Furthermore, with small sketch sizes, the MSEs of both algorithms are comparable due to the correction process during KDE query processing.
Finally, for \textsc{mLDP-KDE}, using a larger sketch size leads to more benefits when the privacy budget is higher.

\paragraph{Scalability Test}
We test the scalability of all methods on the SYN data sets, illustrating the MSE results for privacy budgets $\varepsilon = 1, 5, 20$ in Figure~\ref{fig-mn-mse}.
The MSEs of all methods are stable regardless of $n$, indicating that the KDE quality is insensitive to the size of the data set.
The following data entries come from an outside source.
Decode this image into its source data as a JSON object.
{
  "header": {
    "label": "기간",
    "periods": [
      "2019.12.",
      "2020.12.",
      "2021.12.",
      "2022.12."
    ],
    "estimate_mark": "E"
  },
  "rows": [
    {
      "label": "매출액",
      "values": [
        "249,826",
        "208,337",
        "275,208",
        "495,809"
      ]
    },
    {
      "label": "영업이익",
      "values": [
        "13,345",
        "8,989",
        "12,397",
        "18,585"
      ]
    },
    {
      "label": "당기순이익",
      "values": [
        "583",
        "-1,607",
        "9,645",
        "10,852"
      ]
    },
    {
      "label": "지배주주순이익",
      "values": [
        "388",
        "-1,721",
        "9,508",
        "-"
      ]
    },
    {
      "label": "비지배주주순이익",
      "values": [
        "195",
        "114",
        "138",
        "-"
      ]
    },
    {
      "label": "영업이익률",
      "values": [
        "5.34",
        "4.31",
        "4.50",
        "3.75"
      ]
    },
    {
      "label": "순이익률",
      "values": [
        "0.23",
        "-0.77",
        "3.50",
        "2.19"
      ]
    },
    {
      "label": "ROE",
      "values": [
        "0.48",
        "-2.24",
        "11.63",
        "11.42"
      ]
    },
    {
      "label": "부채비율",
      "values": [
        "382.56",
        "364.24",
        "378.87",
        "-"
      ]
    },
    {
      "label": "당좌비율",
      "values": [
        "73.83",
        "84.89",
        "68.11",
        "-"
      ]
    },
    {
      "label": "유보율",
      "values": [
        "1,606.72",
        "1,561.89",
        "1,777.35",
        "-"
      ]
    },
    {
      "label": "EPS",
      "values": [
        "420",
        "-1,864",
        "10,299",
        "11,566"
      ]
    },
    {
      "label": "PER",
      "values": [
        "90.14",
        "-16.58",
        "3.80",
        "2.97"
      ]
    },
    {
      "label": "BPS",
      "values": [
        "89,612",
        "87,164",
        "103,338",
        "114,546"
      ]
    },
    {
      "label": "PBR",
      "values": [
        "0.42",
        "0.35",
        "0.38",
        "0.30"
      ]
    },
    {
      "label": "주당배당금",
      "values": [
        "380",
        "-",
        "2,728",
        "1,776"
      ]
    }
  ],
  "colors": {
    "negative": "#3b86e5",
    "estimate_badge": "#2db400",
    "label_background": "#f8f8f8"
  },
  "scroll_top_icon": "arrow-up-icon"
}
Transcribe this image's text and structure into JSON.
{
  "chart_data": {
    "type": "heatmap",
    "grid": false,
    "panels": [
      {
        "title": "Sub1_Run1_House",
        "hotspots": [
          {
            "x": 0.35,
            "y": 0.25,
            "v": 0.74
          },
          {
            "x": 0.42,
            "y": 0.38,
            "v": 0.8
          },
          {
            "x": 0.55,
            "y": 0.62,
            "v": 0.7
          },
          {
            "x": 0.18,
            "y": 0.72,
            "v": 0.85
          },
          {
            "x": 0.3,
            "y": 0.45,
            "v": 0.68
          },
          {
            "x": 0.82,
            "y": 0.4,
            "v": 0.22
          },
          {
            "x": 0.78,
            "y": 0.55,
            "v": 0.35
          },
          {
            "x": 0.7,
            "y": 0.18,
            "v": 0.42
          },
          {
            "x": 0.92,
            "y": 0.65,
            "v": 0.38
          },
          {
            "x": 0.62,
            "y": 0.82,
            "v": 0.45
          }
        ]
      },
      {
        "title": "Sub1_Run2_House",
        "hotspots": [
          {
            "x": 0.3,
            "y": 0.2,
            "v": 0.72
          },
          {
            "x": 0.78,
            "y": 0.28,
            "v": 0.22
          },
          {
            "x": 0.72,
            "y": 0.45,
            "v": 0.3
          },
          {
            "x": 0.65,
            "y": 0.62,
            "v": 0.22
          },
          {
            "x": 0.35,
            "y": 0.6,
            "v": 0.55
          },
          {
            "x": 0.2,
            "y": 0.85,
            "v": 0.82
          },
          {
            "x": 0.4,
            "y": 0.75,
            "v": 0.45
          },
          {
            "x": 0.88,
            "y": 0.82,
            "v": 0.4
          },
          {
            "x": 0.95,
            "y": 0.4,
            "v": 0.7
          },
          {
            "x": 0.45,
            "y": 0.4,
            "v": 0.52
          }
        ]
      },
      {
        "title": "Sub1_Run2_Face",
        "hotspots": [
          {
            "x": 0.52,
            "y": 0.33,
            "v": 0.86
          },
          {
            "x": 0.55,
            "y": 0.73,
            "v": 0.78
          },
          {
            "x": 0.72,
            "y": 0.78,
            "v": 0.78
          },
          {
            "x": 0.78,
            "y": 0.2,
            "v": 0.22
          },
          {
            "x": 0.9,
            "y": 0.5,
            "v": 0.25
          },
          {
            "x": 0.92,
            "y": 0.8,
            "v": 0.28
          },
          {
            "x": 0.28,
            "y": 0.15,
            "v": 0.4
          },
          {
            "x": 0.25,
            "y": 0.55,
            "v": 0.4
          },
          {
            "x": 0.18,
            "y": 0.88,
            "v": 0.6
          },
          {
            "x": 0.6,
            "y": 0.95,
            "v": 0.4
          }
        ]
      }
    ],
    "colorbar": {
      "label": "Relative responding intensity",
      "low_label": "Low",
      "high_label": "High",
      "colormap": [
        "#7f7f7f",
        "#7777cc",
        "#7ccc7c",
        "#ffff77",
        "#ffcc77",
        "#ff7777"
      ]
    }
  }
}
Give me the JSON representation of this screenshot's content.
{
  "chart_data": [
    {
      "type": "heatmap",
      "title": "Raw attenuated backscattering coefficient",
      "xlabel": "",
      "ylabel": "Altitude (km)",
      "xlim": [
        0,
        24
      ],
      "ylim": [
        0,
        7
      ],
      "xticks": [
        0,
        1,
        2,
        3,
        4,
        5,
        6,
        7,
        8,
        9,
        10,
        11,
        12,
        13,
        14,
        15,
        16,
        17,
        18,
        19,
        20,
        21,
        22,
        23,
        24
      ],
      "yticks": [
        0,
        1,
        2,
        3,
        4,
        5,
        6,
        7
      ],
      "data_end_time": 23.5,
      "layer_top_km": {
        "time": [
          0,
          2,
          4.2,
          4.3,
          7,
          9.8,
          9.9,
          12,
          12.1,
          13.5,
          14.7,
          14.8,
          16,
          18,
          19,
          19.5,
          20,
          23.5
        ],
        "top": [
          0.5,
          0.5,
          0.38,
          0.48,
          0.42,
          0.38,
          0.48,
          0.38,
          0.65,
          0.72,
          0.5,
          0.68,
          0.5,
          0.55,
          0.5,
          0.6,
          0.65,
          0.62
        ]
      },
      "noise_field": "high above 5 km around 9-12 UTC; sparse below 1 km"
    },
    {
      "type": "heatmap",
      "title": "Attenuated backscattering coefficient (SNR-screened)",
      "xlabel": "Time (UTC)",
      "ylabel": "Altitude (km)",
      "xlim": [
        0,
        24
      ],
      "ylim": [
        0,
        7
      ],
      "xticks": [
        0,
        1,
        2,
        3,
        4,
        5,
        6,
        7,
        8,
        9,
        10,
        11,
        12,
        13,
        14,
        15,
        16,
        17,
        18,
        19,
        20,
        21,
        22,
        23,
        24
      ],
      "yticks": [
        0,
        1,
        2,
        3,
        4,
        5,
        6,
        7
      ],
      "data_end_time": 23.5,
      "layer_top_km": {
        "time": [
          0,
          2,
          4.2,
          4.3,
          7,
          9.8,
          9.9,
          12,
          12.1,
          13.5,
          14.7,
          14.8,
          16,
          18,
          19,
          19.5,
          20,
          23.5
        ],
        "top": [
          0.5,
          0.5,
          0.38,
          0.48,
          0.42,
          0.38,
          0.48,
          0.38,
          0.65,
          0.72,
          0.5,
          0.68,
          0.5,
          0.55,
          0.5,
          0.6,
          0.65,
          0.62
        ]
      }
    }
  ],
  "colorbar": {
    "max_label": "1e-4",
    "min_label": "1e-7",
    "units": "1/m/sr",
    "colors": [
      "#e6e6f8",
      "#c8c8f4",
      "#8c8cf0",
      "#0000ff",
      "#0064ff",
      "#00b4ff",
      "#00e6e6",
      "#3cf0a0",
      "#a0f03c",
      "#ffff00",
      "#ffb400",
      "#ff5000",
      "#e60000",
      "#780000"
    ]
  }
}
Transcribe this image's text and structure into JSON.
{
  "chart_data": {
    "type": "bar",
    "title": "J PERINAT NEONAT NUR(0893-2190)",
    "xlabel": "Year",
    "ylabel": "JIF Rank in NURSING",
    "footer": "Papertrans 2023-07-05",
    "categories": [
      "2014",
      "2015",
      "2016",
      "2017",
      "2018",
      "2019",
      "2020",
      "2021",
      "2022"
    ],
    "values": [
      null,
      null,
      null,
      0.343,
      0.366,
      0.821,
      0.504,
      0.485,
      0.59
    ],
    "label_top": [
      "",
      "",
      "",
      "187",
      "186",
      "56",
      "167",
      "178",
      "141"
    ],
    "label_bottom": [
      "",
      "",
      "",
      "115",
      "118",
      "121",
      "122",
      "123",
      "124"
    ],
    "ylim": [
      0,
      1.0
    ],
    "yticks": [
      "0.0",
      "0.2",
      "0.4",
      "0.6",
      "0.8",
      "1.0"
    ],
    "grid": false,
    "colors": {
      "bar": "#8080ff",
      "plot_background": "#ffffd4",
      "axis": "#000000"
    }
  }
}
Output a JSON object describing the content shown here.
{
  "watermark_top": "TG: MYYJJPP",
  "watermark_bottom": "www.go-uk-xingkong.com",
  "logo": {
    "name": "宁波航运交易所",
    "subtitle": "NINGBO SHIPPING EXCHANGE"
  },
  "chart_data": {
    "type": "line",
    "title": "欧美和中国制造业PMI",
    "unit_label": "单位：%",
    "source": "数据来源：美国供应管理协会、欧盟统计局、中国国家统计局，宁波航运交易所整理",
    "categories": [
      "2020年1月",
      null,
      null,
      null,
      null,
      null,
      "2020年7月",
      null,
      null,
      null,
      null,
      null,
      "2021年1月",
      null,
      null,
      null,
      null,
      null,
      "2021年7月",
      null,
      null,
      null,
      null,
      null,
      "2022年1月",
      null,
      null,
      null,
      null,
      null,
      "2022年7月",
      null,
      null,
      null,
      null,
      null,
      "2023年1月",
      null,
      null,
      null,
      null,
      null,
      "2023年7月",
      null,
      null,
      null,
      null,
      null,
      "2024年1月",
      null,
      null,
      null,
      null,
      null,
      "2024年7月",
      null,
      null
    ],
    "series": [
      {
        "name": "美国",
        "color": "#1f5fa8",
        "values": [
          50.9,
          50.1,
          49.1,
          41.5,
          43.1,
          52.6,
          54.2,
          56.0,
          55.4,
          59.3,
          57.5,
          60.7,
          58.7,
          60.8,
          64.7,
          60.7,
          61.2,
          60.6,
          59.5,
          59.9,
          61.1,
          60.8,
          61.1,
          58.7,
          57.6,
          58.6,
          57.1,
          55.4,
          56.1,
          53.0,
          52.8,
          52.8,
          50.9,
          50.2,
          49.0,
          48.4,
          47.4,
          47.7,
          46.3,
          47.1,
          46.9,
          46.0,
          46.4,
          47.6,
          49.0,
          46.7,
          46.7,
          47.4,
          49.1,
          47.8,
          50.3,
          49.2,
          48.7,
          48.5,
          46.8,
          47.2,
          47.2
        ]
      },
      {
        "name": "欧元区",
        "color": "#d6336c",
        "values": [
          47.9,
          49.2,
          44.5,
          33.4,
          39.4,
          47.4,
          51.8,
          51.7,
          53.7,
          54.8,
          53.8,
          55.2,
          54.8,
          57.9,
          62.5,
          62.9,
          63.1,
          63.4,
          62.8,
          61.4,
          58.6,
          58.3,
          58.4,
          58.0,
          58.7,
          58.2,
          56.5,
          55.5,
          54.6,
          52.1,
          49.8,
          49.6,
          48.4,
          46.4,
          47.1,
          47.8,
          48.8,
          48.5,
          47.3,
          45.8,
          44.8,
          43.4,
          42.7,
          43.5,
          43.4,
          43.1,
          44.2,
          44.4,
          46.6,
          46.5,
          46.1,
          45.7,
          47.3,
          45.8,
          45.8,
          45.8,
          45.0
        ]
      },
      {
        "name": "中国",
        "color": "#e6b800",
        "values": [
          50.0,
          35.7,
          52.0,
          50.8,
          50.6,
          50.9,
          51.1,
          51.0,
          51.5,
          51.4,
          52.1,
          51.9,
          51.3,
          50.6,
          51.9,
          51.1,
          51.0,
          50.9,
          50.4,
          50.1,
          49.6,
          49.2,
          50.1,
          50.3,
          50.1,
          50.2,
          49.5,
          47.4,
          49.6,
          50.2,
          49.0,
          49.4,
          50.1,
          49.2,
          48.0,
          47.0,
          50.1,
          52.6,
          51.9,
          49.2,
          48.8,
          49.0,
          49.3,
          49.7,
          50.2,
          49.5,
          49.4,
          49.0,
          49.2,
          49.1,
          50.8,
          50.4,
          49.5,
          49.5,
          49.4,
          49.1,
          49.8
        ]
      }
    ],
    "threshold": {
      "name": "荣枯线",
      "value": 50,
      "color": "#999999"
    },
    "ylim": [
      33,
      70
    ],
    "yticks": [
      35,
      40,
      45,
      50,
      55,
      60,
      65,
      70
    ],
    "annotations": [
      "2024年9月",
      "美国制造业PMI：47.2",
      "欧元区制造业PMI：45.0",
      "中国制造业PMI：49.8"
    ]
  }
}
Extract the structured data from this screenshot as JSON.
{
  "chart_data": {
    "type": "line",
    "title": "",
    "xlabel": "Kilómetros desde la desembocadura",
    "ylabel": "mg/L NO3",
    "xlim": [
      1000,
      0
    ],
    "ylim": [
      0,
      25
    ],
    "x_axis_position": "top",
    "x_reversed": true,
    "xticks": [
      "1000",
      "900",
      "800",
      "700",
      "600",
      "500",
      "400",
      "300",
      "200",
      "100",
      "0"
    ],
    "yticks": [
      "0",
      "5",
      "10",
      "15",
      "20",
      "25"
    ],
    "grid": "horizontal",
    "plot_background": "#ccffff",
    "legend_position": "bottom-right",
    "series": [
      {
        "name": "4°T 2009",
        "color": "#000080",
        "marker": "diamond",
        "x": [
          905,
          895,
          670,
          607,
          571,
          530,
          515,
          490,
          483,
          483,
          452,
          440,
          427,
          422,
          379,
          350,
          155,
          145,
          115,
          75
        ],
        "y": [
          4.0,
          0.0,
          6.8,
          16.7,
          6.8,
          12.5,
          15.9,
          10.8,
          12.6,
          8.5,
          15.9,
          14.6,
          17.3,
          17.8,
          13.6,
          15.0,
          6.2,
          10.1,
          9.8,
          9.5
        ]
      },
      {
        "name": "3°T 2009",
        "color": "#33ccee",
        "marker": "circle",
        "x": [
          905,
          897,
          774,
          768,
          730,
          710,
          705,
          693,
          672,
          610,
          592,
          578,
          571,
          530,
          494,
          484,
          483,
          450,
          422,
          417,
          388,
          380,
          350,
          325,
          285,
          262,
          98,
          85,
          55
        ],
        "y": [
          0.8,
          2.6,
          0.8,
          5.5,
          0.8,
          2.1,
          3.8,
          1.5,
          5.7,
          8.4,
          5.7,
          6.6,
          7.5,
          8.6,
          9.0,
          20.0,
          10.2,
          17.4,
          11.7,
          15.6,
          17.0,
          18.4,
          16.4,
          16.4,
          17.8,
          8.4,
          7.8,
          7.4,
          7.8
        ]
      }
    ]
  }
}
This confirms the results of Lemma~\ref{lm-unbiasedness} and Theorem~\ref{thm-approx}, which indicate that the variance of \textsc{mLDP-KDE} is independent of $n$.
With varying dimensionality $m$, \textsc{mLDP-KDE} exhibits slightly higher MSEs than \textsc{RACE} but outperforms other baselines in all cases and remains stable of different dimensions, indicating that \textsc{mLDP-KDE} can scale well to large-scale high-dimensional data sets.
\textsc{GI-KDE} and \textsc{PM-KDE} can achieve a relatively low MSE for very small $m$ but cannot provide reasonable KDE results when $m > 5$.

Extended experimental results are omitted in the main paper due to space limits and will be provided in Appendix~\ref{appendix-experiments}.